It has been said, By unrighteousness men prosper, gain what they desire, and triumph over their enemies, but at the end they are cut off at the root and suffer extinction. [Footnote: Adharmēnaidhatē tāvat tatō bahdrāņi paçyati tatah sapatnān jayati samūlastu vinaçyati.] Our roots must go deep down into the universal if we would attain the greatness of personality.

It is the end of our self to seek that union. It must bend its head low in love and meekness and take its stand where great and small all meet. It has to gain by its loss and rise by its surrender. His games would be a horror to the child if he could not come back to his mother, and our pride of personality will be a curse to us if we cannot give it up in love. We must know that it is only the revelation of the Infinite which is endlessly new and eternally beautiful in us, and which gives the only meaning to our self.

V

REALISATION IN LOVE

We come now to the eternal problem of co-existence of the infinite and the finite, of the supreme being and our soul. There is a sublime paradox that lies at the root of existence. We never can go round it, because we never can stand outside the problem and weigh it against any other possible alternative. But the problem exists in logic only; in reality it does not offer us any difficulty at all. Logically speaking, the distance between two points, however near, may be said to be infinite because it is infinitely divisible. But we do cross the infinite at every step, and meet the eternal in every second. Therefore some of our philosophers say there is no such thing as finitude; it is but a māyā, an illusion. The real is the infinite, and it is only māyā, the unreality, which causes the appearance of the finite. But the word māyā is a mere name, it is no explanation. It is merely saying that with truth there is this appearance which is the opposite of truth; but how they come to exist at one and the same time is incomprehensible.

We have what we call in Sanskrit dvandva, a series of opposites in creation; such as, the positive pole and the negative, the centripetal force and the centrifugal, attraction and repulsion. These are also mere names, they are no explanations. They are only different ways of asserting that the world in its essence is a reconciliation of pairs of opposing forces.
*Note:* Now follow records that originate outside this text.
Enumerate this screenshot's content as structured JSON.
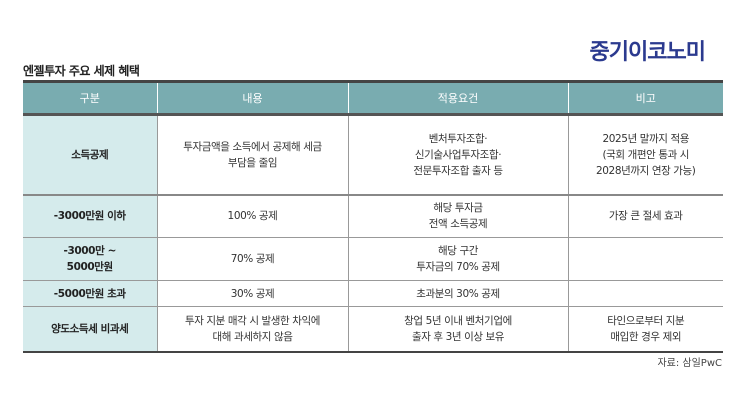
{
  "logo": "중기이코노미",
  "title": "엔젤투자 주요 세제 혜택",
  "table": {
    "headers": [
      "구분",
      "내용",
      "적용요건",
      "비고"
    ],
    "rows": [
      {
        "c0": "소득공제",
        "c1": [
          "투자금액을 소득에서 공제해 세금",
          "부담을 줄임"
        ],
        "c2": [
          "벤처투자조합·",
          "신기술사업투자조합·",
          "전문투자조합 출자 등"
        ],
        "c3": [
          "2025년 말까지 적용",
          "(국회 개편안 통과 시",
          "2028년까지 연장 가능)"
        ]
      },
      {
        "c0": [
          "-3000만원 이하"
        ],
        "c1": [
          "100% 공제"
        ],
        "c2": [
          "해당 투자금",
          "전액 소득공제"
        ],
        "c3": [
          "가장 큰 절세 효과"
        ]
      },
      {
        "c0": [
          "-3000만 ~",
          "5000만원"
        ],
        "c1": [
          "70% 공제"
        ],
        "c2": [
          "해당 구간",
          "투자금의 70% 공제"
        ],
        "c3": [
          ""
        ]
      },
      {
        "c0": [
          "-5000만원 초과"
        ],
        "c1": [
          "30% 공제"
        ],
        "c2": [
          "초과분의 30% 공제"
        ],
        "c3": [
          ""
        ]
      },
      {
        "c0": [
          "양도소득세 비과세"
        ],
        "c1": [
          "투자 지분 매각 시 발생한 차익에",
          "대해 과세하지 않음"
        ],
        "c2": [
          "창업 5년 이내 벤처기업에",
          "출자 후 3년 이상 보유"
        ],
        "c3": [
          "타인으로부터 지분",
          "매입한 경우 제외"
        ]
      }
    ]
  },
  "source": "자료: 삼일PwC",
  "colors": {
    "header": "#79acb0",
    "first_col": "#d5ebec",
    "logo": "#2b3a8f"
  }
}
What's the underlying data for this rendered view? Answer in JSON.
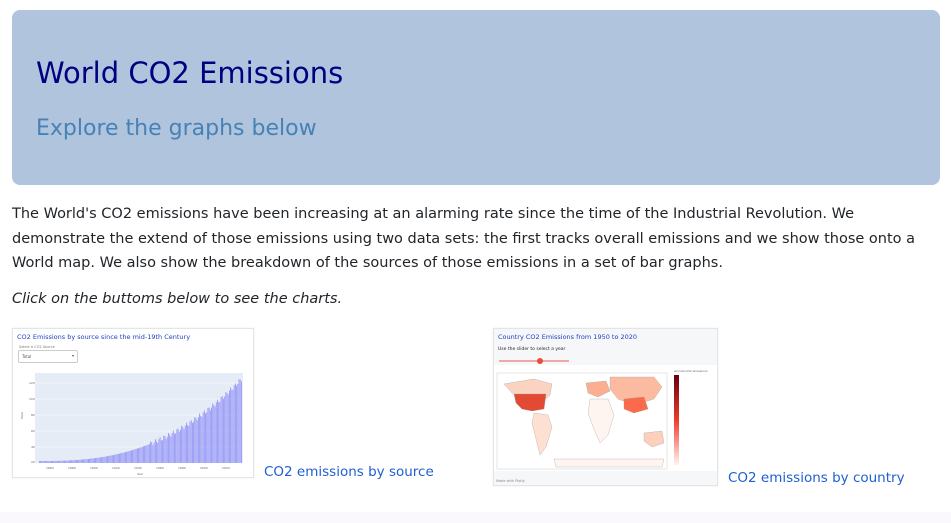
{
  "header": {
    "title": "World CO2 Emissions",
    "subtitle": "Explore the graphs below"
  },
  "intro": {
    "paragraph": "The World's CO2 emissions have been increasing at an alarming rate since the time of the Industrial Revolution. We demonstrate the extend of those emissions using two data sets: the first tracks overall emissions and we show those onto a World map. We also show the breakdown of the sources of those emissions in a set of bar graphs.",
    "hint": "Click on the buttoms below to see the charts."
  },
  "cards": {
    "source": {
      "thumb_title": "CO2 Emissions by source since the mid-19th Century",
      "select_label": "Select a CO2 Source",
      "select_value": "Total",
      "y_label": "Total",
      "x_label": "Year",
      "link_label": "CO2 emissions by source",
      "bar_color": "#8f8ff7"
    },
    "country": {
      "thumb_title": "Country CO2 Emissions from 1950 to 2020",
      "slider_caption": "Use the slider to select a year",
      "colorbar_label": "Annual CO2 emissions",
      "footer": "Made with Plotly",
      "link_label": "CO2 emissions by country"
    }
  },
  "colors": {
    "hero_bg": "#b0c4de",
    "title": "#000080",
    "subtitle": "#4682b4",
    "link": "#1f5fd1"
  }
}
These forces, like the left and the right hands of the creator, are acting in absolute harmony, yet acting from opposite directions.

There is a bond of harmony between our two eyes, which makes them act in unison. Likewise there is an unbreakable continuity of relation in the physical world between heat and cold, light and darkness, motion and rest, as between the bass and treble notes of a piano. That is why these opposites do not bring confusion in the universe, but harmony. If creation were but a chaos, we should have to imagine the two opposing principles as trying to get the better of each other. But the universe is not under martial law, arbitrary and provisional. Here we find no force which can run amok, or go on indefinitely in its wild road, like an exiled outlaw, breaking all harmony with its surroundings; each force, on the contrary, has to come back in a curved line to its equilibrium. Waves rise, each to its individual height in a seeming attitude of unrelenting competition, but only up to a certain point; and thus we know of the great repose of the sea to which they are all related, and to which they must all return in a rhythm which is marvellously beautiful.

In fact, these undulations and vibrations, these risings and fallings, are not due to the erratic contortions of disparate bodies, they are a rhythmic dance. Rhythm never can be born of the haphazard struggle of combat. Its underlying principle must be unity, not opposition.

This principle of unity is the mystery of all mysteries. The existence of a duality at once raises a question in our minds, and we seek its solution in the One. When at last we find a relation between these two, and thereby see them as one in essence, we feel that we have come to the truth. And then we give utterance to this most startling of all paradoxes, that the One appears as many, that the appearance is the opposite of truth and yet is inseparably related to it.

Curiously enough, there are men who lose that feeling of mystery, which is at the root of all our delights, when they discover the uniformity of law among the diversity of nature. As if gravitation is not more of a mystery than the fall of an apple, as if the evolution from one scale of being to the other is not something which is even more shy of explanation than a succession of creations. The trouble is that we very often stop at such a law as if it were the final end of our search, and then we find that it does not even begin to emancipate our spirit. It only gives satisfaction to our intellect, and as it does not appeal to our whole being it only deadens in us the sense of the infinite.